Bo gdy przypominam sobie dziesiątki przegadanych przy ognisku w skałach lub w taborowym relaksie nocy… te same kawały opowiadane po raz setny za każdym razem w inny i wciąż zabawniejszy sposób… poranne kawy pite jeszcze przed rześkim świtem… wpatrywania w jaśniejące niebo i pogodę którą nam tego dnia przyniesie… podział sprzętu między nasze plecaki tak by ważyły po równo… podejścia pod ścianę krok za krokiem… nabieranie wody ze stawu bądź potoku… pomoc przy wiązaniu auta na wiszącym stanowisku… szukanie drogi w ścianie, również tej nowej, niedotkniętej jeszcze… chwile odpoczynku na szczycie… uściśnięcie dłoni po zejściu… nerwowe poszukiwanie bezpiecznego miejsca do przeczekania zbliżającego się nagle deszczu… przedzierania przez kosówkę… czyszczenia ściany pod nową drogę… rozmów z zaprzyjaźnionymi toprowcami w dyżurce w Moku… układania się do snu pod Cimami…
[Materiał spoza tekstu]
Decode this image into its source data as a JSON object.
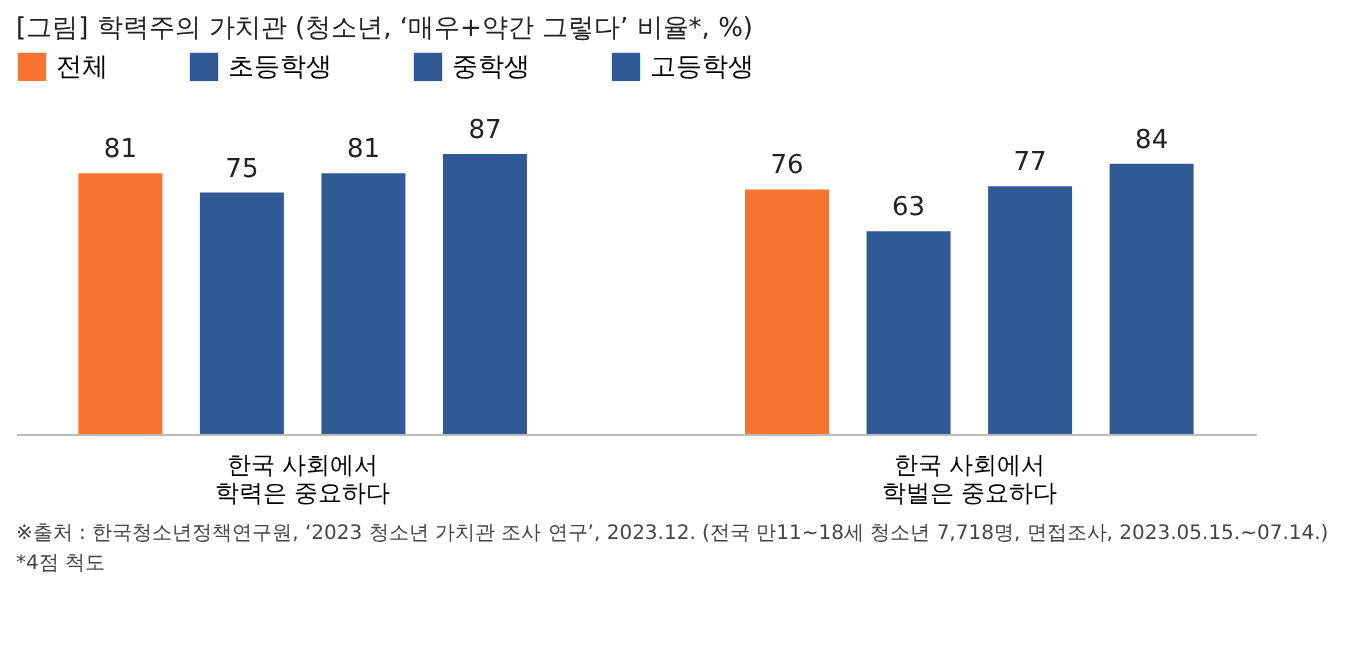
{
  "chart_data": {
    "type": "bar",
    "title": "[그림] 학력주의 가치관 (청소년, ‘매우+약간 그렇다’ 비율*, %)",
    "categories": [
      "한국 사회에서\n학력은 중요하다",
      "한국 사회에서\n학벌은 중요하다"
    ],
    "series": [
      {
        "name": "전체",
        "color": "#f97430",
        "values": [
          81,
          76
        ]
      },
      {
        "name": "초등학생",
        "color": "#2f5a96",
        "values": [
          75,
          63
        ]
      },
      {
        "name": "중학생",
        "color": "#2f5a96",
        "values": [
          81,
          77
        ]
      },
      {
        "name": "고등학생",
        "color": "#2f5a96",
        "values": [
          87,
          84
        ]
      }
    ],
    "data_labels": true,
    "legend": "top",
    "grid": false,
    "annotations": [
      "※출처 : 한국청소년정책연구원, ‘2023 청소년 가치관 조사 연구’, 2023.12. (전국 만11~18세 청소년 7,718명, 면접조사, 2023.05.15.~07.14.)",
      "*4점 척도"
    ]
  }
}
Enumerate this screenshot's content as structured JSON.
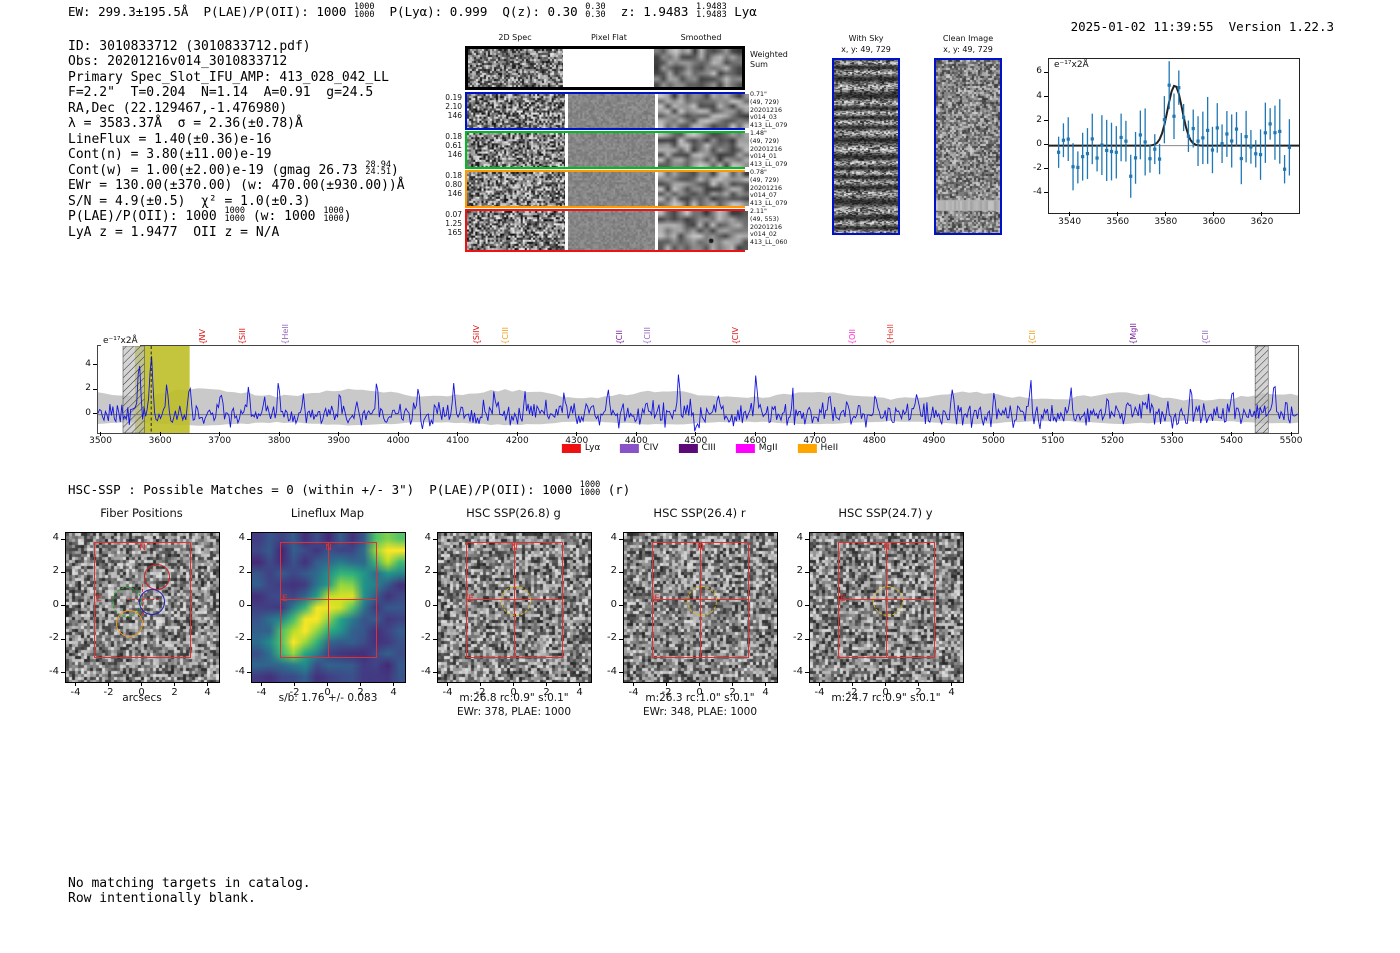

… to za każdym razem widzę jego uśmiech i słyszę „Maćku a może…”.
I nie mogę się doczekać kolejnego razu, kiedy wspólnie staniemy pod tatrzańską ścianą zwiążemy się liną i któryś z nas zapyta „mogę iść?”… czy chociażby pójdziemy spacerkiem Białą Wodą."
Jeśli chciałbyś pomóc najbliższym Wojtka uratować ich przyjaciela, a jego rodzinie kochającego ojca i męża, nie czekaj - zarejestruj się w bazie dawców DKMS Polska. Aby to zrobić nie trzeba nawet wychodzić z domu. Wystarczy zamówić pakiet rejestracyjny, który przyjdzie do Ciebie pocztą. To nic nie kosztuje, a może uratować życie Wojtkowi i innym chorym.